Astro IPTV is an Internet Protocol Television service by the Malaysian satellite television provider Astro. Launched on 20 April 2011 as Astro B.yond IPTV, its subscribers were entitled to high definition Astro channels, personal video recording, video-on-demand, high-speed internet, and voice services. Astro's initial target audience were residences of high-rise buildings who previously had difficulty accessing HDTV services.

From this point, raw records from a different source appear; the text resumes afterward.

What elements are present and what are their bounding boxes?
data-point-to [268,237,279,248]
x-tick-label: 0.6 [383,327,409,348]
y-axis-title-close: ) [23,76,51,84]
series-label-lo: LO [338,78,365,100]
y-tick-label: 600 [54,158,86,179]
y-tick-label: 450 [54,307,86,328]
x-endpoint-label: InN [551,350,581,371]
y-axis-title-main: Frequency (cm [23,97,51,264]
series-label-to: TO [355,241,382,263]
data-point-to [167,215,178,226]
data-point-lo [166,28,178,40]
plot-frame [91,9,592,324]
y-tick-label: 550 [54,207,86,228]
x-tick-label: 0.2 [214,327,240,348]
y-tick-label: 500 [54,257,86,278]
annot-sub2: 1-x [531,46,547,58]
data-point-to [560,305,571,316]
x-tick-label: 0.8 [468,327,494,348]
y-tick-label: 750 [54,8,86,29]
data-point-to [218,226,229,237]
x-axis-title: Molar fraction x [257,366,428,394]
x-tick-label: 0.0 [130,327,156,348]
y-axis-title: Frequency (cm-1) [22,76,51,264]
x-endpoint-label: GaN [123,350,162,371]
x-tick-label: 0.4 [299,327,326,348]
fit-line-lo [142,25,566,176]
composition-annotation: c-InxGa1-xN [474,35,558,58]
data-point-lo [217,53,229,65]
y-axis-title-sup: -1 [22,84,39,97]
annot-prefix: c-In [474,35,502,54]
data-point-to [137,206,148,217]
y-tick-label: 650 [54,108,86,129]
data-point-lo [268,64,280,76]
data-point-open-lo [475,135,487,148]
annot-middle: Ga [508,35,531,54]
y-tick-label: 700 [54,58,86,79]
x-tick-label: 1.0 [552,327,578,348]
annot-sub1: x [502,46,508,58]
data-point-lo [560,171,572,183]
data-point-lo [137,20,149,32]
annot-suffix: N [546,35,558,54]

This was made possible by partnering with Maxis Berhad in April 2013. Astro B.yond IPTV was rebranded to Astro IPTV in February 2014. In 2019, Astro IPTV was rebranded again to Astro & Broadband, and in 2022, Astro & Broadband changed its name to Astro Fibre.

==Broadband providers==
===TIME===
When Astro IPTV was launched in April 2011, Astro Berhad initially partnered with TIME broadband for its fibre broadband services. The offered broadband speeds were 3 Mbit/s, 10 Mbit/s, 20 Mbit/s, and 30 Mbit/s. However, TIME broadband services are limited to a certain areas around Malaysia only.

===Maxis===
In April 2013, Astro partnered with Maxis Berhad. With this new partnership, more than 1 million households in Malaysia were able to get Astro IPTV services. Maxis offers 10 Mbit/s, 20 Mbit/s, and 30 Mbit/s for Astro IPTV subscribers. Before partnering with Astro, Maxis launched their own IPTV service. This was in partnership with 14 content providers including Radio Televisyen Malaysia (RTM), All Asia Multimedia Networks FZ-LLC, and Media Prima Berhad.